The starring role was first offered to Kirk Douglas, who turned it down in order to make the independent film Champion (1949), for which he was Oscar-nominated.

Based on the 1866 short novel by Fyodor Dostoyevsky.

Still From 'The Great Sinner'


Pauline Ostrovsky: Oh, you can count on my vanity. No matter what you say I’ll regard it as a compliment.

Fedya: All right, if you insist. To one of the most corrupt women I’ve ever met.

Pauline Ostrovsky: Corrupt?

Fedya: Corrupt, confused, frustrated, and empty.

Pauline Ostrovsky: But in a charming sort of way, you’ll admit.

Fedya: Well charm, my dear is your gambling capital. You toss it on the table like money, like everything else, even a dying grandmother.

Pauline Ostrovsky: When a man takes the trouble to be so rude to a woman, he is usually falling in love with her.

Fedya: You’re not a woman. You are a symptom.

Pauline Ostrovsky: Of what?

Fedya: Of one of the worlds deadliest diseases, sophistication. More champagne?
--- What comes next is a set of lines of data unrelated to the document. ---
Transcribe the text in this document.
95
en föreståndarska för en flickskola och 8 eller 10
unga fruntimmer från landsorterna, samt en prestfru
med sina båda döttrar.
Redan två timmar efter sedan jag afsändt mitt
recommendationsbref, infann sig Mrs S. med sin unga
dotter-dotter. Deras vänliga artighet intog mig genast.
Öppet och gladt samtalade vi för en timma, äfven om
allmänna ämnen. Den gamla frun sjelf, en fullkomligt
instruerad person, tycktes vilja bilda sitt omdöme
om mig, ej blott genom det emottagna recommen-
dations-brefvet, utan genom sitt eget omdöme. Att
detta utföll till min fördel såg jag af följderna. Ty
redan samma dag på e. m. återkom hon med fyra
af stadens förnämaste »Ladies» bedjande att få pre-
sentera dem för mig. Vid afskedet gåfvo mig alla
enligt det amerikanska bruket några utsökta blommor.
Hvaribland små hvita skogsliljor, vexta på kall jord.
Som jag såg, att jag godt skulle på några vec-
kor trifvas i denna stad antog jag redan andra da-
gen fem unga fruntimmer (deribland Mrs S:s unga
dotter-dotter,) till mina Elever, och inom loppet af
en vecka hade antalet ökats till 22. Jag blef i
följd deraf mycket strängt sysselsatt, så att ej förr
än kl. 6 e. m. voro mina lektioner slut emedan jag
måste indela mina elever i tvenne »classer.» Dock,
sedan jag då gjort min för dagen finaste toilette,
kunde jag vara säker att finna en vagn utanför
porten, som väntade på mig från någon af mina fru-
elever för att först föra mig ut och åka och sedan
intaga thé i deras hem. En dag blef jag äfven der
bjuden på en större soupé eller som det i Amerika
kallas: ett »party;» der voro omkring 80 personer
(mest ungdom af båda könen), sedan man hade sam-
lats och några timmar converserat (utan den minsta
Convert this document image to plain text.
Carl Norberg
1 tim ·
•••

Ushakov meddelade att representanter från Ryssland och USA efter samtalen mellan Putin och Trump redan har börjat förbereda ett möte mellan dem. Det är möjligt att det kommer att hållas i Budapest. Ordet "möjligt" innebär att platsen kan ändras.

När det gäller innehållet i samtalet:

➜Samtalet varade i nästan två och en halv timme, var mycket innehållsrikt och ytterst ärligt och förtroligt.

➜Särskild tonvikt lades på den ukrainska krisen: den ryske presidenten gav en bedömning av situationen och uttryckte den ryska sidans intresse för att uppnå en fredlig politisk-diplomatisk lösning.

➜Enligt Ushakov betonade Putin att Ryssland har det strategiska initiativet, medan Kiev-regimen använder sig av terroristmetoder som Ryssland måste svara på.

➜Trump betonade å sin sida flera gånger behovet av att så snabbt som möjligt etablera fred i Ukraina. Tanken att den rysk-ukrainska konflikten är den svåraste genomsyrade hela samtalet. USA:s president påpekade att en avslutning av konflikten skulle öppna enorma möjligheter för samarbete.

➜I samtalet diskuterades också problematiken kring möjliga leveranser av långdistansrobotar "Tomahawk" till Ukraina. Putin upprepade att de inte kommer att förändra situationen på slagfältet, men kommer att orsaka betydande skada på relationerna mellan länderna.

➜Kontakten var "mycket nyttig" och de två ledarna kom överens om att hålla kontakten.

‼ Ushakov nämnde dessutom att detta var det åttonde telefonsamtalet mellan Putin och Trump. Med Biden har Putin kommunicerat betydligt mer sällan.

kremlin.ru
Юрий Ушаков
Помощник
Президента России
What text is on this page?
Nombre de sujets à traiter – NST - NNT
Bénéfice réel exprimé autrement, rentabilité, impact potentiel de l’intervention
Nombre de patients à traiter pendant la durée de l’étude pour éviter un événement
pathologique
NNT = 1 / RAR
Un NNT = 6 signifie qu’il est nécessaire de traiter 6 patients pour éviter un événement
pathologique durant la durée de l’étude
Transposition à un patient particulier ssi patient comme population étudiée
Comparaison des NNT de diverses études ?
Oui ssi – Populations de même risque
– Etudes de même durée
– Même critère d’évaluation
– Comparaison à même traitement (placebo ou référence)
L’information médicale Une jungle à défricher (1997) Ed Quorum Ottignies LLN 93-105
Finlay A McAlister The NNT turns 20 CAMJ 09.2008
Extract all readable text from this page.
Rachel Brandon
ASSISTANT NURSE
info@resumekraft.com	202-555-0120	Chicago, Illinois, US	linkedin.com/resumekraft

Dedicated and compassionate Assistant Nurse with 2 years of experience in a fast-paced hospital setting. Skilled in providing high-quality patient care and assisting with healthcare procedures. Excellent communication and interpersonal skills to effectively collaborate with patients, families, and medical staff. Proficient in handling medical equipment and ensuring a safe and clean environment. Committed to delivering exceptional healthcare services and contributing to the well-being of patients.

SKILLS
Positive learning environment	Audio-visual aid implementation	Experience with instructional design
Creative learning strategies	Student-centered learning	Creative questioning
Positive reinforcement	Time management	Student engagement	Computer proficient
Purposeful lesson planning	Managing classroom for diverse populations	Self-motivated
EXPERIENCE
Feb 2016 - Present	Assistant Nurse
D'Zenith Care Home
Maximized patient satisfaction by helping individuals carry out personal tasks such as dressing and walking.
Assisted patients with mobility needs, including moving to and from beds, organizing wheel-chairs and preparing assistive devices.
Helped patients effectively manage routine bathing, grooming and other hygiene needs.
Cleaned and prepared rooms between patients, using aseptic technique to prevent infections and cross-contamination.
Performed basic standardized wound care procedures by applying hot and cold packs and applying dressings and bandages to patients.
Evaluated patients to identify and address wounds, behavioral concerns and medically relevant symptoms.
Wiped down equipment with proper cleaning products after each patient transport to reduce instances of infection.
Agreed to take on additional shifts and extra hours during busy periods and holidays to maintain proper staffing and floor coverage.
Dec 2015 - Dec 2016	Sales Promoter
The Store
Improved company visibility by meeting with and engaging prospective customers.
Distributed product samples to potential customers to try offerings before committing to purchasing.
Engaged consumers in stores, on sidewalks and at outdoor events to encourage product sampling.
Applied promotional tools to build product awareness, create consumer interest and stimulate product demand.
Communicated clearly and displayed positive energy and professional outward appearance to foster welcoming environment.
Pauline Ostrovsky: What else am I?

Fedya: You are irritatingly beautiful.

Pauline Ostrovsky: Well, at last!

Fedya: And everything, I reject.



Gregory Peck: Born Eldred Gregory Peck on April 5th, 1916 in San Diego, California. Died: June 12th, 2003 in Los Angeles, California. Aged 87.

Ava Gardner: Born Ava Lavinia Gardner on December 24th, 1922 in Smithfield, North Carolina. Died: January 25th, 1990 in Westminster, London. Aged 67.

Melvyn Douglas: Born Melvyn Edouard Hesselberg on April 5th, 1901 in Macon, Georgia. Died: August 4th, 1981 in New York. Aged 80.

Ethel Barrymore: Born Ethel Mae Blythe on August 15th, 1879 in Philadelphia, Pennsylvania. Died: June 18th, 1959 in Los Angeles, California. Aged 79.